[identity profile] stephenhongsohn.livejournal.com posting in [community profile] asianamlitfans
A Review of Lynda Barry’s One! Hundred! Demons! and The Good Times are Killing Me (Sasquatch Books)



In this review, I discuss two of Lynda Barry’s fantastic “graphic” narratives: One! Hundred! Demons! and The Good Times are Killing Me. One! Hundred! Demons! is probably the one of hers that I’m most familiar with because I saw the book floating around Asian American Studies classes as a graduate student, but I never actually read it. As part of my reward for surviving the quarter, I’ve been reading a lot of graphic novels and Barry’s work did not disappoint. One! Hundred! Demons! is perhaps better understood as a graphic memoir, as it details much of Barry’s complicated upbringing as a mixed-race Filipina American. Barry renders her “cartoon self,” as a young child with flaming red hair and a body full of freckles, as her legibility as a Filipina and Asian is of course very vexed. As Barry details early on in One! Hundred! Demons!, she was inspired to write the graphic narrative, after a paintbrush exercise in which she created various demonic figures. While she was at first bothered by the activity, she grew to realize she actually enjoyed it. The demons that populate the graphic narrative appear in multiple places, both outside of panels and in the margins, but also function as thematic headings. For instance, one of the demons, known as “dance,” details how Lynda comes to understand both the limits and the freedoms that bodily movement can allow. The section on “dance” begins with Lynda being extremely open to dancing, believing that she could excel at it, despite the fact that a friend seems less optimistic. The chapter based on this demon is one in which Lynda comes into a kind of tragic self-consciousness. As Lynda realizes that she’s not as good at dancing as she thought, nor are the people who dance around her aware of how odd they might look to others, this self-consciousness takes a toll on her ability to let go, to not care about what others might think of her based upon how she might look while swaying to music. Clearly, this chapter also functions as a metaphor for racial problematics, where Lynda must also understand that she cannot always control the way she may be viewed and that she must, at some point, simply find her own path, despite what other people may think of how she looks.

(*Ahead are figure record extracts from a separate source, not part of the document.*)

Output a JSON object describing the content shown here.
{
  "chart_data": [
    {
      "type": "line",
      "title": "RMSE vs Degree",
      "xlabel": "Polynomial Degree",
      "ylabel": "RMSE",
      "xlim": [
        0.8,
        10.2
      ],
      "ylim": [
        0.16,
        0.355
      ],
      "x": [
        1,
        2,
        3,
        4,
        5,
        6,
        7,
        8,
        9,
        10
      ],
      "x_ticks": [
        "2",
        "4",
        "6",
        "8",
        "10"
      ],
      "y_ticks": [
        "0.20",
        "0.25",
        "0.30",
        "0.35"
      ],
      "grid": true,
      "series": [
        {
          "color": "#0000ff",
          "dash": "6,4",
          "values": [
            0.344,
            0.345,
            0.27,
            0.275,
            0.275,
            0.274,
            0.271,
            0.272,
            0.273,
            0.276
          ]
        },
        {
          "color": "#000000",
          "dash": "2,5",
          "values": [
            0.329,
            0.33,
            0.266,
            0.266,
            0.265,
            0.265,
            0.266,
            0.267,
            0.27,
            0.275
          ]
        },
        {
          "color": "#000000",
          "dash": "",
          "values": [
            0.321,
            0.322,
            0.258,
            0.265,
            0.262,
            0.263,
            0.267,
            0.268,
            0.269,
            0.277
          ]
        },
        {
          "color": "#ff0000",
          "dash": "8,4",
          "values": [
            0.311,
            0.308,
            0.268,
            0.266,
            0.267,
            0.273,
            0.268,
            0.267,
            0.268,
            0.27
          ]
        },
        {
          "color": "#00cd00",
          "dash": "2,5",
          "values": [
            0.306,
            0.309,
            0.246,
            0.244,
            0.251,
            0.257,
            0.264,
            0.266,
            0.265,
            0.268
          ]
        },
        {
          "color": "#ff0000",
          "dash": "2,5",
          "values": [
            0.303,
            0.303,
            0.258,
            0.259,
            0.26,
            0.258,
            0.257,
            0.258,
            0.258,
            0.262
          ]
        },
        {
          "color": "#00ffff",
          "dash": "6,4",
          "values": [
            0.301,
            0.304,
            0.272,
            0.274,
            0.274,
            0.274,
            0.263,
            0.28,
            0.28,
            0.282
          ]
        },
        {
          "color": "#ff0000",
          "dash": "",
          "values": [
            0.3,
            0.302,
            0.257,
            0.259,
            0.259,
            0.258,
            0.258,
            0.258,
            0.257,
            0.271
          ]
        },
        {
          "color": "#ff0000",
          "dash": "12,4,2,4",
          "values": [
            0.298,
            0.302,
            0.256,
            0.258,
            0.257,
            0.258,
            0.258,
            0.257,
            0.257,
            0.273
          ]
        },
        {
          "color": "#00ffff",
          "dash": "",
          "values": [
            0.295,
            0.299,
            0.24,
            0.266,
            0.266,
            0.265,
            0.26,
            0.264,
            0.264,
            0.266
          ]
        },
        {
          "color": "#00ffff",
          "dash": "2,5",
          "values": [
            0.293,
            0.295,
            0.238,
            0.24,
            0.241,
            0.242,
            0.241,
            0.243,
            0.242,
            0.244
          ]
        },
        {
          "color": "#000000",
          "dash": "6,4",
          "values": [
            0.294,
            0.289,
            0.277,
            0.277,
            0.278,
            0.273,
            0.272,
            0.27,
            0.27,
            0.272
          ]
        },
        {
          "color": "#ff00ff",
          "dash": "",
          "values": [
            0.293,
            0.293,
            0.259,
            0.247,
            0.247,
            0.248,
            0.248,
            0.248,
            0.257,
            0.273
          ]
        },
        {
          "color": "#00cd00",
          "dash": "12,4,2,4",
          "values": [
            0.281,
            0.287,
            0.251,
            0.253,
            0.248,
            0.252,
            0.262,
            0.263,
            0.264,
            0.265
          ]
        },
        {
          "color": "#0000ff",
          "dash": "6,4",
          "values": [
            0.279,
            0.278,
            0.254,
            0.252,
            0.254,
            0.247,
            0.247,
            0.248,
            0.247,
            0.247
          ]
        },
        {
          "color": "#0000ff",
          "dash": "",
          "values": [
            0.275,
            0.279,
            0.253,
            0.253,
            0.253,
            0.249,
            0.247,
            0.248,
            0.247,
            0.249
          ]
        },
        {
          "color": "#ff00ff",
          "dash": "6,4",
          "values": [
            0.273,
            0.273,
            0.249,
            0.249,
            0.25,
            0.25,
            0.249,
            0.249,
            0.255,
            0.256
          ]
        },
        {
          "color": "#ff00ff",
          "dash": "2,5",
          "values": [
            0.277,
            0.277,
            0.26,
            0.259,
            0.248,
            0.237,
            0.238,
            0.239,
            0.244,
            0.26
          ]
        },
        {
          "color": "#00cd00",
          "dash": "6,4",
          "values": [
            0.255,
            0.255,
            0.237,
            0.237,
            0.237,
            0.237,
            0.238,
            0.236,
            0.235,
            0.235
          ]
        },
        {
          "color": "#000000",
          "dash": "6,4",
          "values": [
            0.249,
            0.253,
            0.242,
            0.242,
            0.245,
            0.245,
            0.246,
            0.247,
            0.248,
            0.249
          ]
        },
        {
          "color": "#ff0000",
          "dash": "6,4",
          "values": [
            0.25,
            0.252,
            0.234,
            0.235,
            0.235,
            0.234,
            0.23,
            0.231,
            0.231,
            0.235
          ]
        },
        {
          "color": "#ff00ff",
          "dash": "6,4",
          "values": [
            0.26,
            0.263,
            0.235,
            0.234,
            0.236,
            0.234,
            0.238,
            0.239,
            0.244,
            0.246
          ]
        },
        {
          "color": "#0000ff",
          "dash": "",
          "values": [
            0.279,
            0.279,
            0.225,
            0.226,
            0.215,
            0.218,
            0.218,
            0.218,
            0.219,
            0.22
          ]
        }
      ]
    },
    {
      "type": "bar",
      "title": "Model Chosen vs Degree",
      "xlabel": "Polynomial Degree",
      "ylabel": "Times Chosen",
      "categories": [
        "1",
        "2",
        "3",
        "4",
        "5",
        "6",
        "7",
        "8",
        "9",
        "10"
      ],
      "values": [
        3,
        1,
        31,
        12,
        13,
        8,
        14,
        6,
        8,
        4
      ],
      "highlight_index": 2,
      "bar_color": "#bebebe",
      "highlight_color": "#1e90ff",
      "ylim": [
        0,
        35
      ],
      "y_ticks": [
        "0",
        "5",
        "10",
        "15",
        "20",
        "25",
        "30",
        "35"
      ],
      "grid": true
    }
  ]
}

The Good Times are Killing Me is less of a graphic narrative then a novel with a couple of picture inserts at the beginning of each chapter; it’s more of a standard novel perhaps pitched at a slightly younger audience. This book, though, made me realize that my long held refusal to read young adult-ish type narratives should probably end. This novel really works in the vein of something like The House on Mango Street, where problematic events are filtered through the eyes of a young character (in this case Edna Arkins) who leads us through various events and challenges that are related to growing up. In this way, The Good Times are Killing Me is sort of a bildungsroman in which Edna comes to understand both class and racial conflict in her local community. The primary site of antagonism occurs between Edna and another young girl named Bonna Willis, who also happens to be African American. Because the novel is set sometime in the past, where racial segregation could still be a problem and where Edna’s developing friendship with Bonna must be kept a secret, we know that the collective youth and innocence that opens the work will have to be lost. Much of the narrative is filtered through the conceit of musical appreciation, but this focus slowly gives way to weightier topics, as Bonna and Edna face a climactic confrontation at the novel’s conclusion that will definitely leave you bereft as a reader. Despite the novel’s somber ending, it does fit perfectly within the narrative logic of the story and both One! Hundred Demons! and The Good Times are Killing Me are certainly both books that I would teach in the future. Again, though, I keep wondering if anyone is aware of other books by Southeast Asian and South Asian American graphic novelists?

Buy the Books Here:

http://www.amazon.com/Good-Times-Are-Killing-Me/dp/157061105X/ref=cm_cr_pr_product_top

http://www.amazon.com/One-Hundred-Demons-Lynda-Barry/dp/1570614598/ref=ntt_at_ep_dpt_3

Date: 2010-12-19 01:06 pm (UTC)
littlebutfierce: (Default)
From: [personal profile] littlebutfierce
There's Kampung Boy & The Mythology Class, just off the top of my head...

Date: 2010-12-19 04:46 pm (UTC)
littlebutfierce: (Default)
From: [personal profile] littlebutfierce
I don't think it is, but I got mine via a special order from Kalamansi Books -- they import books from the Philippines (I haven't used them in a few years as I now live in the UK, but every time I've ordered from them before they've been really amazingly helpful).

I liked a lot about the book, though I thought there were some problematic things about it (regarding gender & some other stuff -- I don't remember specifics b/c it was a while ago & I don't have the copy w/me any more, alas). But definitely worth a read.